My wife and I have been beekeeping for over 4 years. We consider ourselves experienced. We have a number of very strong hives on our property in LA. All of them were swarms we captured, and one is a split from one of those swarms. By and large, they haven’t given us much trouble. We refer to them as “feisty”; however, this Spring one of those hives has become very defensive. We went to inspect the hive, and the bees went ballistic. Now, four days later, when we try to enter our garden, this hive sends out guard bees who aggressively chase us and our dogs. The final straw was today, when I was in the garden working. All was well, then out of nowhere, a bee came up and stung me in the head. My eye has swelled shut. I generally live by the “live and let live” code, but not any more. I will re-queen this F-ing hive.
Re-queening is when you open the hive, locate the queen, and pinch her (see DEATH). Then you insert a new queen in a cage with a marshmallow /candy plug. The existing bees then smell the new queen and accept her. They then eat the candy plug and release her. She then lays new eggs and the cycle continues so after 6-8 weeks, all the hostile bees are gone, replaced by new docile stock.
The question remains, “Why are some bees so mean?” Purdue bee researchers may have found the answer
If you are new to beekeeping in the Southwest, I strongly suggest you buy package Italian bees. Avoid catching a feral swarm. Sometimes they break bad with African Hybrid genes. But if you do have a once feral hive and they begin to get defensive, then re-queen.
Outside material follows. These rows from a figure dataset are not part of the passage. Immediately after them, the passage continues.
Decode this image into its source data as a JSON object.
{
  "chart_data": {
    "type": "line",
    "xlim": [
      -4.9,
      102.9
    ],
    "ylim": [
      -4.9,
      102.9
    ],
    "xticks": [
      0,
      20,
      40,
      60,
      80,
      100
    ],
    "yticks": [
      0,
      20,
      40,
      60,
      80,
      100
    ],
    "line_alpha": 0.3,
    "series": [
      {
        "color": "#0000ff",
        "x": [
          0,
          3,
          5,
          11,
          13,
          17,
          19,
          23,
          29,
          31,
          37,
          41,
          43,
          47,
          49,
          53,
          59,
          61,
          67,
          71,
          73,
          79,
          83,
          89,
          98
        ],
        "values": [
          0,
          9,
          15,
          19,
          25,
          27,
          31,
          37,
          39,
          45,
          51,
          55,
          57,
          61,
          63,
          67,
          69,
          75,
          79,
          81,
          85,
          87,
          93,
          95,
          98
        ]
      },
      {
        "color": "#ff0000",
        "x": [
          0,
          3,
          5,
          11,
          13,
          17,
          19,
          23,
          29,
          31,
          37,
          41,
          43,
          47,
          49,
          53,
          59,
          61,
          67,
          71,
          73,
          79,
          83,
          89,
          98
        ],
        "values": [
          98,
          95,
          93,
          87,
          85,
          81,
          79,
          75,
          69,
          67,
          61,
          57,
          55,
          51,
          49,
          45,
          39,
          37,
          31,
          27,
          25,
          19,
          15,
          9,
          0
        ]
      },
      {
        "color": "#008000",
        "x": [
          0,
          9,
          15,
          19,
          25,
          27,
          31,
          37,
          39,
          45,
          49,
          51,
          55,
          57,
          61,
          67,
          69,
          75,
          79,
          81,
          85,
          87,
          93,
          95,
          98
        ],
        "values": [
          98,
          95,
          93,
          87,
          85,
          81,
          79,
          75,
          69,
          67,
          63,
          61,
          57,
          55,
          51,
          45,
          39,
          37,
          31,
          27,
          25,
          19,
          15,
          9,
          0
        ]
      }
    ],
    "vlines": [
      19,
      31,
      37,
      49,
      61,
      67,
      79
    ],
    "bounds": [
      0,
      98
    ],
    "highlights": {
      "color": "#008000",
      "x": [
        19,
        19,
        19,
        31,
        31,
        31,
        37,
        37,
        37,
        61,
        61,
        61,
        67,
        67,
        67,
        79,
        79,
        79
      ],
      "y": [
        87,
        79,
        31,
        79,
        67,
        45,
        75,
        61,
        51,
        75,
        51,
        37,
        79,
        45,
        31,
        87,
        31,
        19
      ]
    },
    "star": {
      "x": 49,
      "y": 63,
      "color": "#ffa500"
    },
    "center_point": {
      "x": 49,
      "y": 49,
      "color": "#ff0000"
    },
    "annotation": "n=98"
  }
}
Within 2 months you will have a brand new genetic profile.
Lisa March 12, 2018 at 3:47 pm
I had a very similar experience. These bees were golden with 2 black rings followed by solid black on the remainder of the abdomen. I could not find a similar looking one on the net or asking around.
They took over two of our hives – requeening did nothing. I think they killed her to make their own queen – not really sure.
All our hives have been okay unless we opened the the boxes – but these bees would attack (and I mean attack) within 3-4′ from the hive – they attacked my dogs too. I had to throw the dogs in the pool to get them off.
We live on an acre and they would chase me to the front door – from the rear of the back yard.
IT WAS CRAZY
tandafarms@gmail.com March 28, 2018 at 5:49 pm
Yes. Feral (Africanized) bees will kill the introduced queen if certain steps are not taken. Glad you didn’t get seriously hurt.
Justin October 24, 2018 at 12:50 am
Sounds familiar, I live in South Africa and have 200 hives of Apis Scutelatta (African bees) You need to manage them differently that is for sure, smoke African bees more especially before you start – smoke all colonies well, don’t squash bees or bang boxes, avoid messing in the brood box of strong hives on a honey flow, preferably work them in the late afternoon rather than in the morning (If they do go crazy at least its later in the day) Avoid overcast humid days, Not all African beehives exhibit the same aggression some colonies are more feisty than others. The main advantage is that they are extremely varroa mite resistant and hardworking, they can produce well if you use good swarm control methods. We keep Apiaries isolated at least 200m away from animals (esp. horses), children dogs, mowed lawns and tilled fields for this reason. It’s genetic defensive behavior built up over centuries to ward off predators like honey badgers and African tribes.